Thua Thien-Hue (VNA) - Dire de la région de Huê qu’elle abrite de nombreux patrimoines architecturaux n’est jamais qu’un doux euphémisme. Certains de ces patrimoines ont hélas subi les affres du temps. C’est notamment le cas des « nhà rường », ces maisons traditionnelles en bois qui n’auront été épargnées ni par le climat, ni par les catastrophes naturelles, mais qui font aujourd’hui l’objet d’un projet de sauvegarde lancé au niveau provincial.

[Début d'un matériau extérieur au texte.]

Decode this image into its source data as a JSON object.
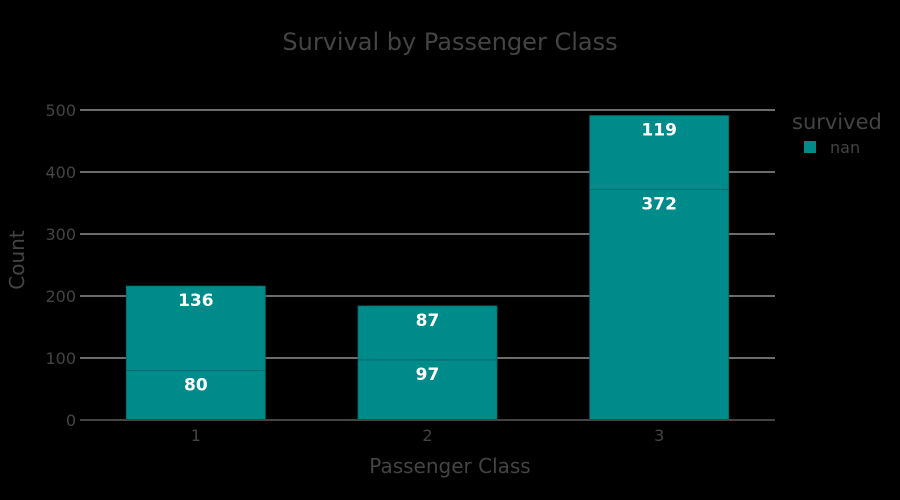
{
  "chart_data": {
    "type": "bar",
    "barmode": "stack",
    "title": "Survival by Passenger Class",
    "xlabel": "Passenger Class",
    "ylabel": "Count",
    "categories": [
      "1",
      "2",
      "3"
    ],
    "series": [
      {
        "values": [
          80,
          97,
          372
        ]
      },
      {
        "values": [
          136,
          87,
          119
        ]
      }
    ],
    "ylim": [
      0,
      500
    ],
    "yticks": [
      0,
      100,
      200,
      300,
      400,
      500
    ],
    "grid": true,
    "legend": {
      "title": "survived",
      "items": [
        {
          "label": "nan",
          "color": "#008b8b"
        }
      ],
      "placement": "top-right"
    },
    "colors": {
      "bar": "#008b8b",
      "background": "#000000",
      "text": "#444444",
      "grid": "#d9d9d9",
      "bar_label": "#ffffff"
    }
  }
}
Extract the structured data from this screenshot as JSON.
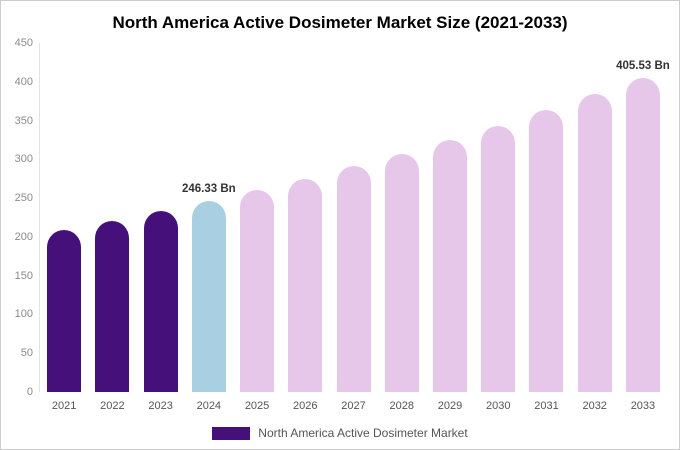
{
  "page": {
    "background": "#ffffff",
    "border_color": "#cccccc"
  },
  "chart_data": {
    "type": "bar",
    "title": "North America Active Dosimeter Market Size (2021-2033)",
    "categories": [
      "2021",
      "2022",
      "2023",
      "2024",
      "2025",
      "2026",
      "2027",
      "2028",
      "2029",
      "2030",
      "2031",
      "2032",
      "2033"
    ],
    "values": [
      208.6,
      220.5,
      233.1,
      246.33,
      260.3,
      275.2,
      290.9,
      307.5,
      325.0,
      343.5,
      363.1,
      383.7,
      405.53
    ],
    "bar_colors": [
      "#45107a",
      "#45107a",
      "#45107a",
      "#a9cfe3",
      "#e6c6e9",
      "#e6c6e9",
      "#e6c6e9",
      "#e6c6e9",
      "#e6c6e9",
      "#e6c6e9",
      "#e6c6e9",
      "#e6c6e9",
      "#e6c6e9"
    ],
    "annotations": [
      {
        "category": "2024",
        "text": "246.33 Bn"
      },
      {
        "category": "2033",
        "text": "405.53 Bn"
      }
    ],
    "xlabel": "",
    "ylabel": "",
    "ylim": [
      0,
      450
    ],
    "ytick_step": 50,
    "grid": false,
    "legend_position": "bottom"
  },
  "legend": {
    "label": "North America Active Dosimeter Market",
    "swatch_color": "#45107a"
  },
  "colors": {
    "purple": "#45107a",
    "light_blue": "#a9cfe3",
    "light_pink": "#e6c6e9",
    "axis_text": "#8a8a8a",
    "x_text": "#555555",
    "annotation_text": "#333333"
  }
}
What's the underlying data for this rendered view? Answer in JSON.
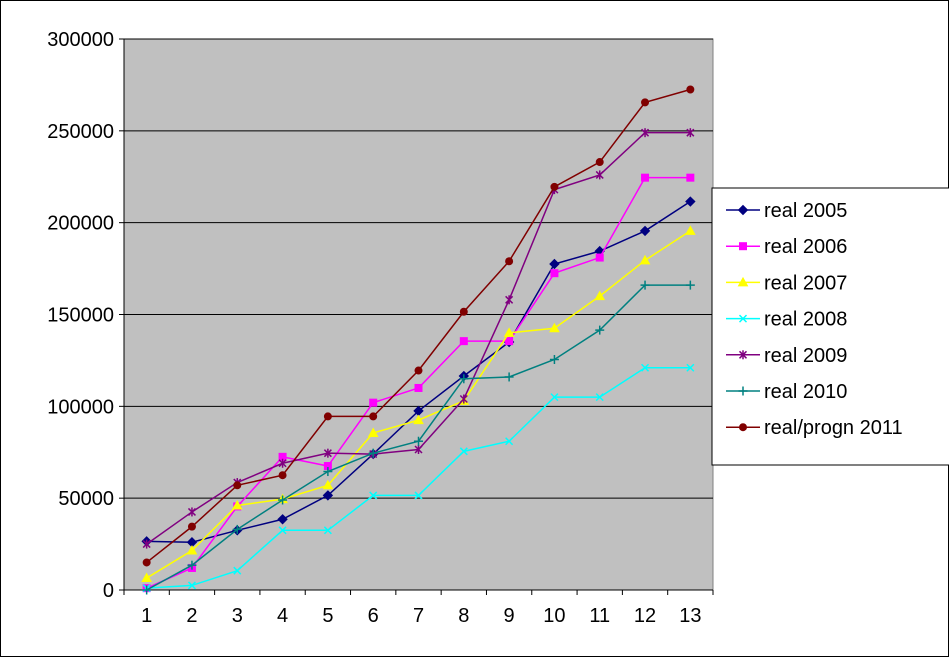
{
  "chart_data": {
    "type": "line",
    "title": "",
    "xlabel": "",
    "ylabel": "",
    "categories": [
      "1",
      "2",
      "3",
      "4",
      "5",
      "6",
      "7",
      "8",
      "9",
      "10",
      "11",
      "12",
      "13"
    ],
    "ylim": [
      0,
      300000
    ],
    "yticks": [
      0,
      50000,
      100000,
      150000,
      200000,
      250000,
      300000
    ],
    "ytick_labels": [
      "0",
      "50000",
      "100000",
      "150000",
      "200000",
      "250000",
      "300000"
    ],
    "grid": "horizontal",
    "plot_background": "#c0c0c0",
    "legend_position": "right",
    "series": [
      {
        "name": "real 2005",
        "color": "#000080",
        "marker": "diamond",
        "values": [
          26500,
          26000,
          32500,
          38500,
          51500,
          74000,
          97500,
          116500,
          135000,
          177500,
          184500,
          195500,
          211500
        ]
      },
      {
        "name": "real 2006",
        "color": "#ff00ff",
        "marker": "square",
        "values": [
          1000,
          12000,
          45500,
          72500,
          67500,
          102000,
          110000,
          135500,
          135500,
          172500,
          181000,
          224500,
          224500
        ]
      },
      {
        "name": "real 2007",
        "color": "#ffff00",
        "marker": "triangle",
        "values": [
          6500,
          21500,
          46000,
          49500,
          57000,
          85500,
          92500,
          103000,
          140000,
          142500,
          160000,
          179500,
          195500
        ]
      },
      {
        "name": "real 2008",
        "color": "#00ffff",
        "marker": "x",
        "values": [
          1000,
          2500,
          10500,
          32500,
          32500,
          51500,
          51500,
          75500,
          81000,
          105000,
          105000,
          121000,
          121000
        ]
      },
      {
        "name": "real 2009",
        "color": "#800080",
        "marker": "star",
        "values": [
          25000,
          42500,
          58500,
          69000,
          74500,
          74000,
          76500,
          104000,
          158000,
          218000,
          226000,
          249000,
          249000
        ]
      },
      {
        "name": "real 2010",
        "color": "#008080",
        "marker": "plus",
        "values": [
          0,
          13500,
          33000,
          49000,
          64500,
          74500,
          81000,
          115000,
          116000,
          125500,
          141500,
          166000,
          166000
        ]
      },
      {
        "name": "real/progn 2011",
        "color": "#800000",
        "marker": "circle",
        "values": [
          15000,
          34500,
          57000,
          62500,
          94500,
          94500,
          119500,
          151500,
          179000,
          219500,
          233000,
          265500,
          272500
        ]
      }
    ]
  }
}
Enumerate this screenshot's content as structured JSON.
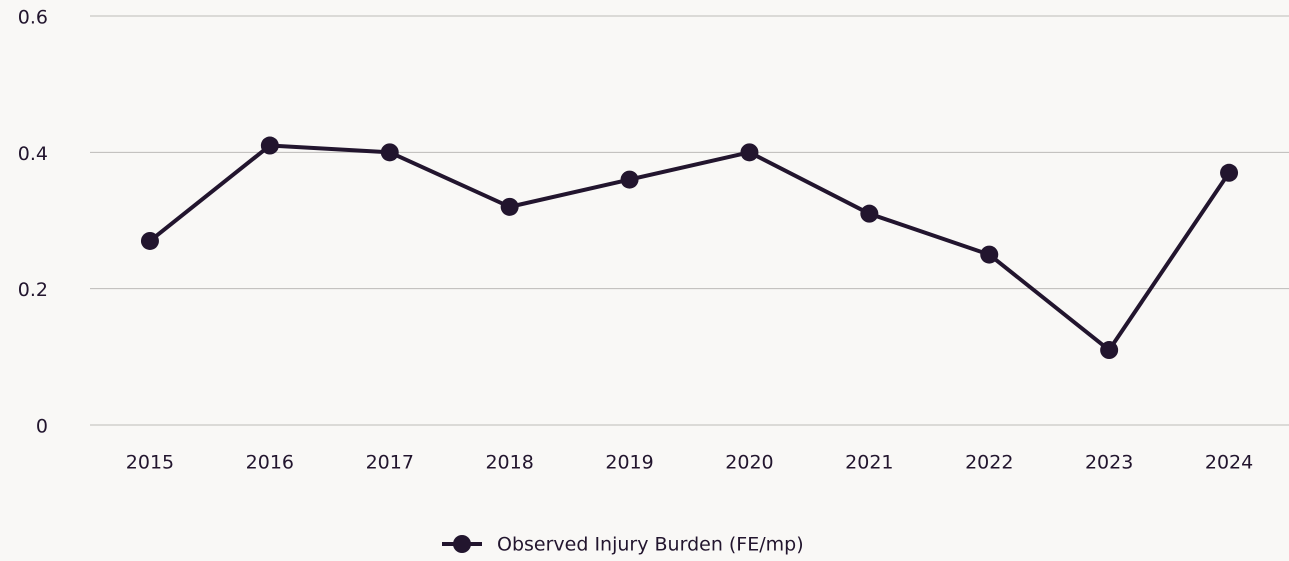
{
  "chart_data": {
    "type": "line",
    "categories": [
      "2015",
      "2016",
      "2017",
      "2018",
      "2019",
      "2020",
      "2021",
      "2022",
      "2023",
      "2024"
    ],
    "series": [
      {
        "name": "Observed Injury Burden (FE/mp)",
        "color": "#22152e",
        "values": [
          0.27,
          0.41,
          0.4,
          0.32,
          0.36,
          0.4,
          0.31,
          0.25,
          0.11,
          0.37
        ]
      }
    ],
    "ylim": [
      0,
      0.6
    ],
    "yticks": [
      0,
      0.2,
      0.4,
      0.6
    ],
    "grid": true,
    "legend": "bottom"
  }
}
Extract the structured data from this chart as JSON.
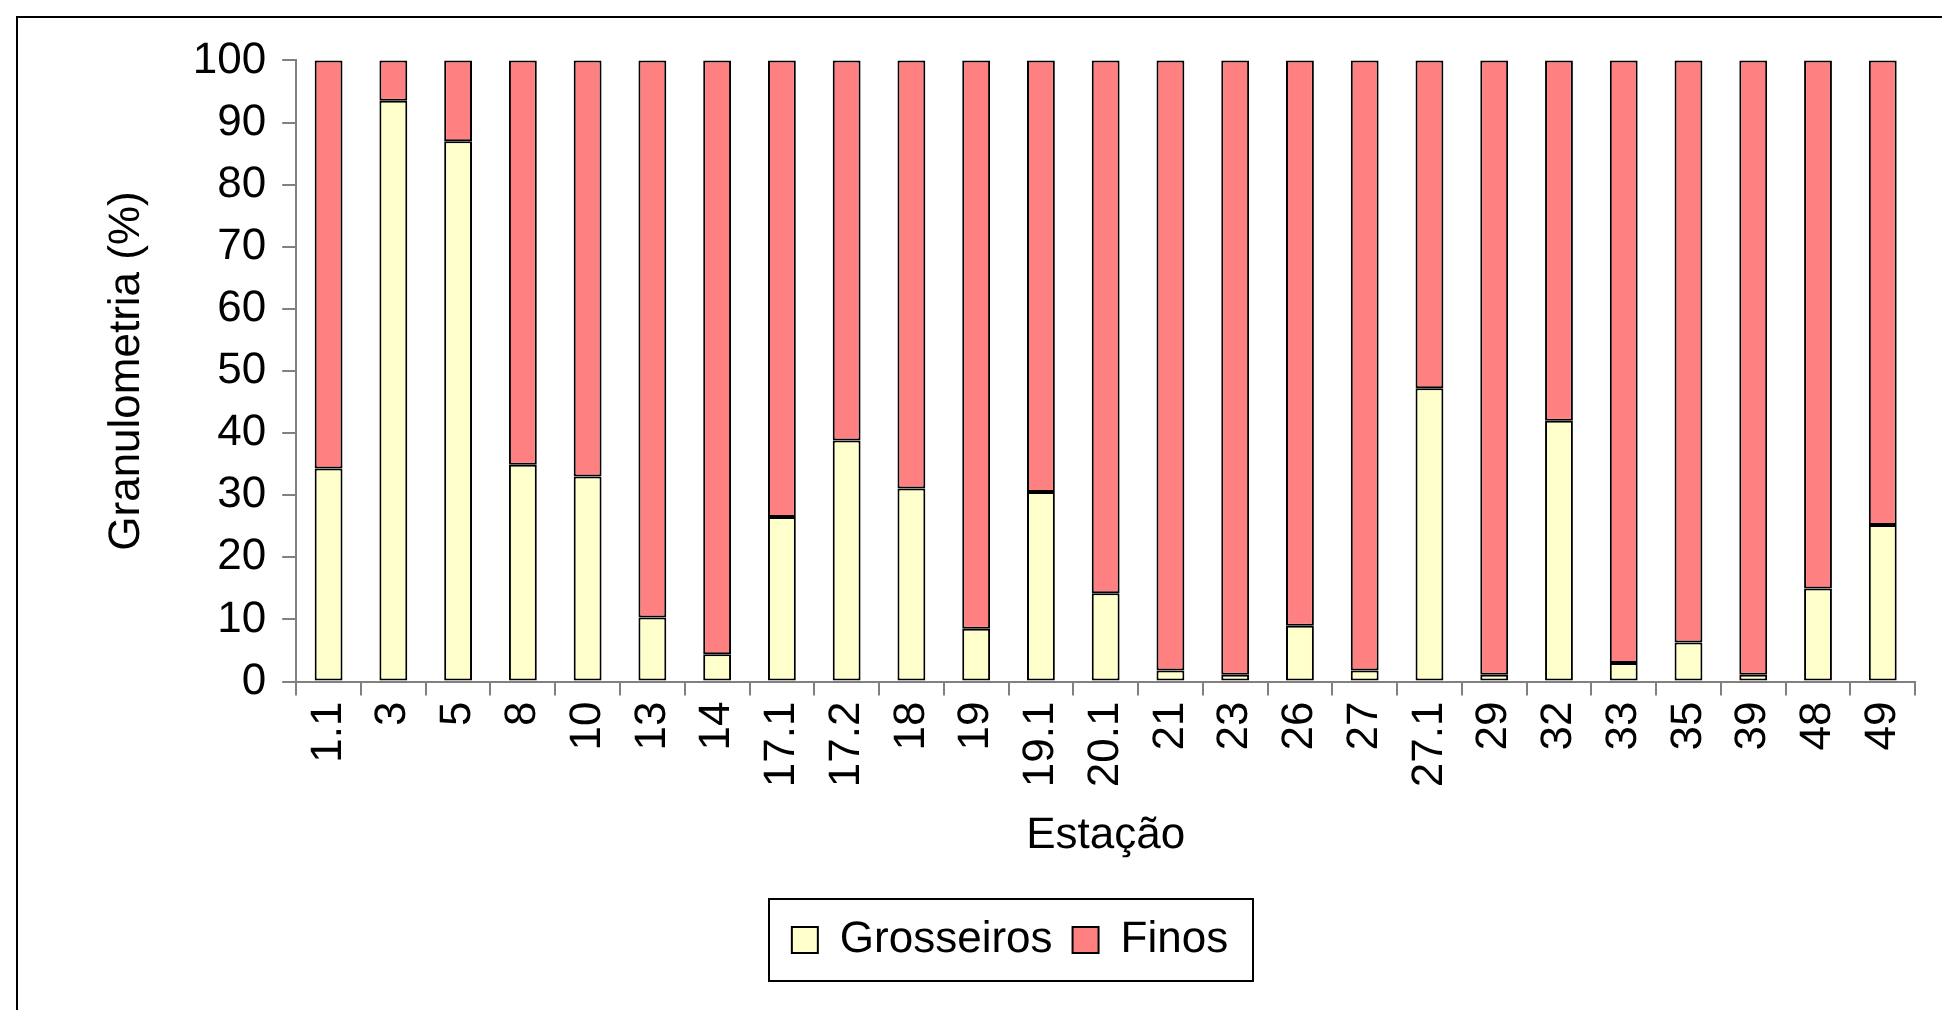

Les « nha ruong » de Phuoc Tich hinh anh 1Les « nhà rường » de Phuoc Tich. Photo baovanhoa.vn


Nos fidèles et nombreux lecteurs se souviendront certainement du village de Phuoc Tich, que nous avons visité de long en large la semaine passée. Sans doute se rappellent-ils également que le village en question abrite de nombreuses « nhà rường » et que celles-ci sont en général entourées de verdure.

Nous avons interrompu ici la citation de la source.